Chrysler’s introduction of the all-new 200 could create a shake-up in the already competitive mid-size segment. While the new flagship sedan will not generate an earth shattering impact, the much improved 200 should steal some market share. Last year, the mid-size segment was a true battlefield. It’s hard to deny the redesigned Fusion made the most progress, expecting to increase its sales by over 100,000 units from 2012 to 2014. The all-new 200 will not produce numbers quite that impressive, however, but the upgraded vehicle should see some marginal improvement in market share. Similar to Jeep’s Cherokee, the new 200 will have a class leading ZF 9-speed transmission. Additionally, it features Chrysler’s unique all-wheel drive disconnect system, keeping fuel economy up and skidding down. Looking at the big picture, it will be incredibly difficult to catch the Accord and Camry. In 2013, both vehicles were more than 50,000 units ahead of the next closest competitor. The brand loyalty seen in both Camry and Accord drivers will more than likely hold steady for the foreseeable future.
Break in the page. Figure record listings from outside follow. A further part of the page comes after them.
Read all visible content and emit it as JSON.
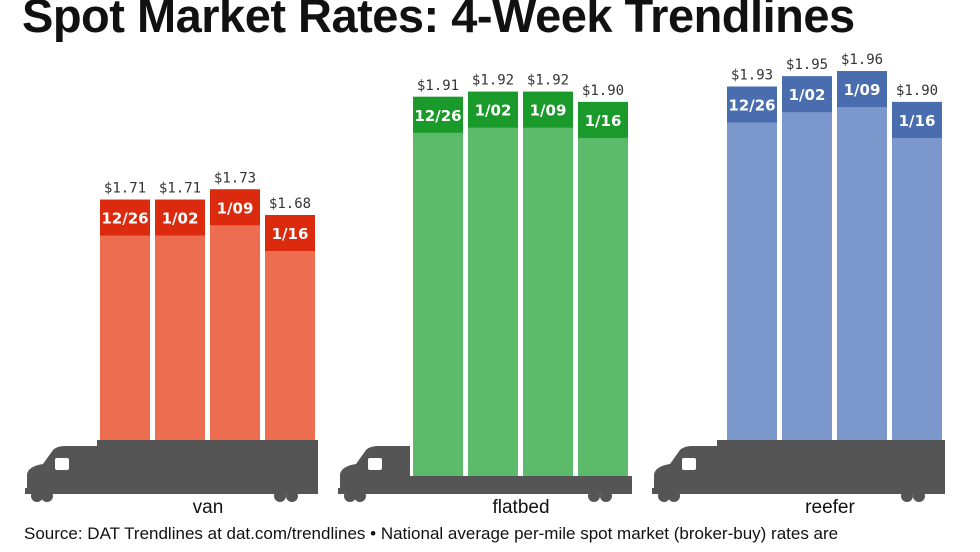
{
  "chart_data": {
    "type": "bar",
    "title": "Spot Market Rates: 4-Week Trendlines",
    "categories": [
      "12/26",
      "1/02",
      "1/09",
      "1/16"
    ],
    "series": [
      {
        "name": "van",
        "values": [
          1.71,
          1.71,
          1.73,
          1.68
        ],
        "labels": [
          "$1.71",
          "$1.71",
          "$1.73",
          "$1.68"
        ],
        "color": "#ec6d50",
        "band_color": "#dc2a0e"
      },
      {
        "name": "flatbed",
        "values": [
          1.91,
          1.92,
          1.92,
          1.9
        ],
        "labels": [
          "$1.91",
          "$1.92",
          "$1.92",
          "$1.90"
        ],
        "color": "#5bbb6b",
        "band_color": "#1a9a2a"
      },
      {
        "name": "reefer",
        "values": [
          1.93,
          1.95,
          1.96,
          1.9
        ],
        "labels": [
          "$1.93",
          "$1.95",
          "$1.96",
          "$1.90"
        ],
        "color": "#7b97cb",
        "band_color": "#4a6db0"
      }
    ],
    "grid": false,
    "legend": "none"
  },
  "source": "Source: DAT Trendlines at dat.com/trendlines • National average per-mile spot market (broker-buy) rates are",
  "truck_color": "#555555"
}
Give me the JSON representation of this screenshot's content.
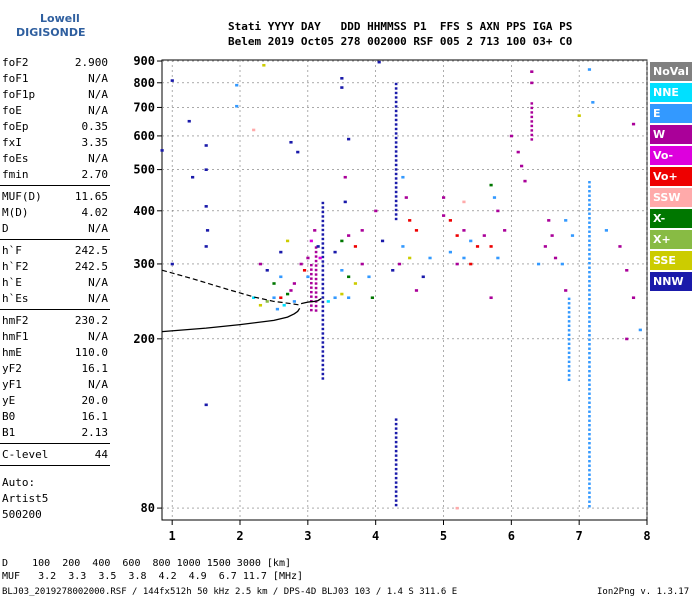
{
  "logo": {
    "top": "Lowell",
    "bottom": "DIGISONDE"
  },
  "header": {
    "line1": "Stati YYYY DAY   DDD HHMMSS P1  FFS S AXN PPS IGA PS",
    "line2": "Belem 2019 Oct05 278 002000 RSF 005 2 713 100 03+ C0"
  },
  "params": {
    "group1": [
      {
        "name": "foF2",
        "value": "2.900"
      },
      {
        "name": "foF1",
        "value": "N/A"
      },
      {
        "name": "foF1p",
        "value": "N/A"
      },
      {
        "name": "foE",
        "value": "N/A"
      },
      {
        "name": "foEp",
        "value": "0.35"
      },
      {
        "name": "fxI",
        "value": "3.35"
      },
      {
        "name": "foEs",
        "value": "N/A"
      },
      {
        "name": "fmin",
        "value": "2.70"
      }
    ],
    "group2": [
      {
        "name": "MUF(D)",
        "value": "11.65"
      },
      {
        "name": "M(D)",
        "value": "4.02"
      },
      {
        "name": "D",
        "value": "N/A"
      }
    ],
    "group3": [
      {
        "name": "h`F",
        "value": "242.5"
      },
      {
        "name": "h`F2",
        "value": "242.5"
      },
      {
        "name": "h`E",
        "value": "N/A"
      },
      {
        "name": "h`Es",
        "value": "N/A"
      }
    ],
    "group4": [
      {
        "name": "hmF2",
        "value": "230.2"
      },
      {
        "name": "hmF1",
        "value": "N/A"
      },
      {
        "name": "hmE",
        "value": "110.0"
      },
      {
        "name": "yF2",
        "value": "16.1"
      },
      {
        "name": "yF1",
        "value": "N/A"
      },
      {
        "name": "yE",
        "value": "20.0"
      },
      {
        "name": "B0",
        "value": "16.1"
      },
      {
        "name": "B1",
        "value": "2.13"
      }
    ],
    "group5": [
      {
        "name": "C-level",
        "value": "44"
      }
    ],
    "auto": [
      "Auto:",
      "Artist5",
      "500200"
    ]
  },
  "legend": [
    {
      "label": "NoVal",
      "color": "#808080"
    },
    {
      "label": "NNE",
      "color": "#00e0ff"
    },
    {
      "label": "E",
      "color": "#3399ff"
    },
    {
      "label": "W",
      "color": "#aa0099"
    },
    {
      "label": "Vo-",
      "color": "#dd00dd"
    },
    {
      "label": "Vo+",
      "color": "#ee0000"
    },
    {
      "label": "SSW",
      "color": "#ffaaaa"
    },
    {
      "label": "X-",
      "color": "#007700"
    },
    {
      "label": "X+",
      "color": "#88bb44"
    },
    {
      "label": "SSE",
      "color": "#cccc00"
    },
    {
      "label": "NNW",
      "color": "#1a1aaa"
    }
  ],
  "footer": {
    "d_row": "D    100  200  400  600  800 1000 1500 3000 [km]",
    "muf_row": "MUF   3.2  3.3  3.5  3.8  4.2  4.9  6.7 11.7 [MHz]",
    "file_info": "BLJ03_2019278002000.RSF / 144fx512h 50 kHz 2.5 km / DPS-4D BLJ03 103 / 1.4 S 311.6 E",
    "version": "Ion2Png v. 1.3.17"
  },
  "chart_data": {
    "type": "scatter",
    "title": "",
    "xlabel": "",
    "ylabel": "",
    "xlim": [
      0.85,
      8.0
    ],
    "ylim": [
      75,
      905
    ],
    "x_ticks": [
      1,
      2,
      3,
      4,
      5,
      6,
      7,
      8
    ],
    "y_ticks": [
      80,
      200,
      300,
      400,
      500,
      600,
      700,
      800,
      900
    ],
    "y_scale": "log",
    "grid": "dashed",
    "legend_position": "right",
    "profile_solid": [
      [
        0.85,
        208
      ],
      [
        1.5,
        212
      ],
      [
        2.0,
        216
      ],
      [
        2.5,
        221
      ],
      [
        2.7,
        225
      ],
      [
        2.8,
        229
      ],
      [
        2.85,
        232
      ],
      [
        2.88,
        236
      ]
    ],
    "profile_dashed": [
      [
        0.85,
        290
      ],
      [
        1.3,
        277
      ],
      [
        1.8,
        262
      ],
      [
        2.2,
        251
      ],
      [
        2.5,
        245
      ],
      [
        2.75,
        242
      ],
      [
        2.9,
        240
      ]
    ],
    "trace_o": [
      [
        2.9,
        242
      ],
      [
        2.95,
        243
      ],
      [
        3.0,
        244
      ],
      [
        3.05,
        244.5
      ],
      [
        3.1,
        245
      ],
      [
        3.15,
        246
      ],
      [
        3.2,
        249
      ]
    ],
    "vertical_streaks": [
      {
        "x": 3.22,
        "y0": 160,
        "y1": 420,
        "color": "#1a1aaa"
      },
      {
        "x": 3.12,
        "y0": 230,
        "y1": 330,
        "color": "#aa0099"
      },
      {
        "x": 3.05,
        "y0": 230,
        "y1": 300,
        "color": "#aa0099"
      },
      {
        "x": 4.3,
        "y0": 80,
        "y1": 130,
        "color": "#1a1aaa"
      },
      {
        "x": 4.3,
        "y0": 380,
        "y1": 800,
        "color": "#1a1aaa"
      },
      {
        "x": 6.3,
        "y0": 580,
        "y1": 720,
        "color": "#aa0099"
      },
      {
        "x": 6.85,
        "y0": 160,
        "y1": 250,
        "color": "#3399ff"
      },
      {
        "x": 7.15,
        "y0": 80,
        "y1": 470,
        "color": "#3399ff"
      }
    ],
    "points": [
      [
        1.0,
        810,
        "#1a1aaa"
      ],
      [
        0.85,
        555,
        "#1a1aaa"
      ],
      [
        1.25,
        650,
        "#1a1aaa"
      ],
      [
        1.3,
        480,
        "#1a1aaa"
      ],
      [
        1.5,
        570,
        "#1a1aaa"
      ],
      [
        1.5,
        500,
        "#1a1aaa"
      ],
      [
        1.5,
        410,
        "#1a1aaa"
      ],
      [
        1.52,
        360,
        "#1a1aaa"
      ],
      [
        1.5,
        330,
        "#1a1aaa"
      ],
      [
        1.5,
        140,
        "#1a1aaa"
      ],
      [
        1.0,
        300,
        "#1a1aaa"
      ],
      [
        1.95,
        790,
        "#3399ff"
      ],
      [
        1.95,
        705,
        "#3399ff"
      ],
      [
        2.2,
        620,
        "#ffaaaa"
      ],
      [
        2.35,
        880,
        "#cccc00"
      ],
      [
        2.75,
        580,
        "#1a1aaa"
      ],
      [
        2.85,
        550,
        "#1a1aaa"
      ],
      [
        2.6,
        320,
        "#1a1aaa"
      ],
      [
        2.7,
        340,
        "#cccc00"
      ],
      [
        2.3,
        300,
        "#aa0099"
      ],
      [
        2.4,
        290,
        "#1a1aaa"
      ],
      [
        2.5,
        270,
        "#007700"
      ],
      [
        2.6,
        280,
        "#3399ff"
      ],
      [
        2.2,
        250,
        "#00e0ff"
      ],
      [
        2.3,
        240,
        "#cccc00"
      ],
      [
        2.4,
        245,
        "#88bb44"
      ],
      [
        2.5,
        250,
        "#3399ff"
      ],
      [
        2.6,
        250,
        "#ee0000"
      ],
      [
        2.7,
        255,
        "#007700"
      ],
      [
        2.75,
        260,
        "#aa0099"
      ],
      [
        2.8,
        270,
        "#aa0099"
      ],
      [
        2.9,
        300,
        "#aa0099"
      ],
      [
        2.95,
        290,
        "#ee0000"
      ],
      [
        3.0,
        280,
        "#3399ff"
      ],
      [
        3.0,
        310,
        "#aa0099"
      ],
      [
        3.05,
        340,
        "#dd00dd"
      ],
      [
        3.1,
        360,
        "#aa0099"
      ],
      [
        3.15,
        330,
        "#1a1aaa"
      ],
      [
        3.18,
        310,
        "#dd00dd"
      ],
      [
        2.55,
        235,
        "#3399ff"
      ],
      [
        2.65,
        240,
        "#00e0ff"
      ],
      [
        2.8,
        245,
        "#3399ff"
      ],
      [
        3.3,
        245,
        "#00e0ff"
      ],
      [
        3.4,
        250,
        "#3399ff"
      ],
      [
        3.5,
        255,
        "#cccc00"
      ],
      [
        3.6,
        250,
        "#3399ff"
      ],
      [
        3.5,
        820,
        "#1a1aaa"
      ],
      [
        3.5,
        780,
        "#1a1aaa"
      ],
      [
        3.6,
        590,
        "#1a1aaa"
      ],
      [
        3.55,
        480,
        "#aa0099"
      ],
      [
        3.55,
        420,
        "#1a1aaa"
      ],
      [
        3.5,
        340,
        "#007700"
      ],
      [
        3.6,
        350,
        "#aa0099"
      ],
      [
        3.7,
        330,
        "#ee0000"
      ],
      [
        3.8,
        360,
        "#aa0099"
      ],
      [
        3.4,
        320,
        "#1a1aaa"
      ],
      [
        3.5,
        290,
        "#3399ff"
      ],
      [
        3.6,
        280,
        "#007700"
      ],
      [
        3.7,
        270,
        "#cccc00"
      ],
      [
        3.8,
        300,
        "#aa0099"
      ],
      [
        3.9,
        280,
        "#3399ff"
      ],
      [
        4.05,
        895,
        "#1a1aaa"
      ],
      [
        4.0,
        400,
        "#aa0099"
      ],
      [
        4.1,
        340,
        "#1a1aaa"
      ],
      [
        3.95,
        250,
        "#007700"
      ],
      [
        4.4,
        480,
        "#3399ff"
      ],
      [
        4.45,
        430,
        "#aa0099"
      ],
      [
        4.5,
        380,
        "#ee0000"
      ],
      [
        4.6,
        360,
        "#ee0000"
      ],
      [
        4.4,
        330,
        "#3399ff"
      ],
      [
        4.5,
        310,
        "#cccc00"
      ],
      [
        4.35,
        300,
        "#aa0099"
      ],
      [
        4.25,
        290,
        "#1a1aaa"
      ],
      [
        4.6,
        260,
        "#aa0099"
      ],
      [
        4.7,
        280,
        "#1a1aaa"
      ],
      [
        4.8,
        310,
        "#3399ff"
      ],
      [
        5.0,
        390,
        "#aa0099"
      ],
      [
        5.1,
        380,
        "#ee0000"
      ],
      [
        5.2,
        350,
        "#ee0000"
      ],
      [
        5.3,
        360,
        "#aa0099"
      ],
      [
        5.4,
        340,
        "#3399ff"
      ],
      [
        5.5,
        330,
        "#ee0000"
      ],
      [
        5.6,
        350,
        "#aa0099"
      ],
      [
        5.1,
        320,
        "#3399ff"
      ],
      [
        5.2,
        300,
        "#aa0099"
      ],
      [
        5.3,
        310,
        "#3399ff"
      ],
      [
        5.4,
        300,
        "#ee0000"
      ],
      [
        5.0,
        430,
        "#aa0099"
      ],
      [
        5.3,
        420,
        "#ffaaaa"
      ],
      [
        5.2,
        80,
        "#ffaaaa"
      ],
      [
        5.7,
        460,
        "#007700"
      ],
      [
        5.75,
        430,
        "#3399ff"
      ],
      [
        5.8,
        400,
        "#aa0099"
      ],
      [
        5.9,
        360,
        "#aa0099"
      ],
      [
        5.7,
        330,
        "#ee0000"
      ],
      [
        5.8,
        310,
        "#3399ff"
      ],
      [
        5.7,
        250,
        "#aa0099"
      ],
      [
        6.0,
        600,
        "#aa0099"
      ],
      [
        6.1,
        550,
        "#aa0099"
      ],
      [
        6.15,
        510,
        "#aa0099"
      ],
      [
        6.2,
        470,
        "#aa0099"
      ],
      [
        6.3,
        850,
        "#aa0099"
      ],
      [
        6.3,
        800,
        "#aa0099"
      ],
      [
        6.55,
        380,
        "#aa0099"
      ],
      [
        6.6,
        350,
        "#aa0099"
      ],
      [
        6.5,
        330,
        "#aa0099"
      ],
      [
        6.65,
        310,
        "#aa0099"
      ],
      [
        6.4,
        300,
        "#3399ff"
      ],
      [
        6.8,
        380,
        "#3399ff"
      ],
      [
        6.9,
        350,
        "#3399ff"
      ],
      [
        6.75,
        300,
        "#3399ff"
      ],
      [
        6.8,
        260,
        "#aa0099"
      ],
      [
        7.0,
        670,
        "#cccc00"
      ],
      [
        7.15,
        860,
        "#3399ff"
      ],
      [
        7.2,
        720,
        "#3399ff"
      ],
      [
        7.4,
        360,
        "#3399ff"
      ],
      [
        7.6,
        330,
        "#aa0099"
      ],
      [
        7.7,
        290,
        "#aa0099"
      ],
      [
        7.8,
        250,
        "#aa0099"
      ],
      [
        7.8,
        640,
        "#aa0099"
      ],
      [
        7.9,
        210,
        "#3399ff"
      ],
      [
        7.7,
        200,
        "#aa0099"
      ]
    ]
  }
}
With sales in North America reaching new highs year after year, luxury manufacturers are trying to keep pace with the growing demand for premium vehicles. In 2012, the main luxury players – Acura, Audi, BMW, Cadillac, Infiniti, Lexus, Lincoln, and Mercedes – made up roughly 10% of total US sales. For German OEMs that figure is cut in half. While the market is small, it is the only market for some, thus making it incredibly important. Between the German luxury OEMs, Mercedes dominates the mid-size segment with its C-Class. Mercedes’ new mid-size sedan will remain the best-selling vehicle in the segment and, truthfully, the only real competition will be the Lexus E-Series. While both the 2014 Car of the Year Cadillac CTS and the newly designed Lincoln MKS look great, neither are close to C-Class sales figures.
Volkswagen has always been an industry innovator when it comes to powertrain options: they truly are the standard for diesel offerings. Volkswagen claims to be the first OEM to introduce deactivation on a four cylinder engine, a feature which can be a double-edged sword. However, Volkswagen’s continued success with powertrain options has propelled it to being the automotive leader it is today. New innovations like the cylinder deactivation or the dual-clutch gearbox will only keep Volkswagen among the fuel efficiency leaders.
With respect to Japanese OEMs, they may have attracted some press or revealed a slick new vehicle, but when it comes to meaningful releases the conversation was short. Production and sales at Toyota and Honda lead the way, followed closely by Nissan and Hyundai-Kia. And this pecking order will certainly not be affected by any announcements made at the motor show: Toyota will continue to remain the top Japanese OEM, and Honda will continue to try and overtake it, while implementing the overarching Asia-Pacific theme of building-selling, for example, by bringing Fit production to its Mexican plant.
However, this is a big risk, as hatchbacks have never been popular in the US, so one can only consider that exports of the Fit to South America, where it is already built, or keeping it local in Mexico is in Honda’s ultimate plan. Volkswagen is taking that same risk with its globally successful Golf. The capacity constrained Hyundai-Kia, the steadfast Honda, the reinvented Nissan, and the leader Toyota will all continue to increase production in North America, expanding vehicle offerings and, in some cases, making North America their largest market, an unheard of claim ten years ago.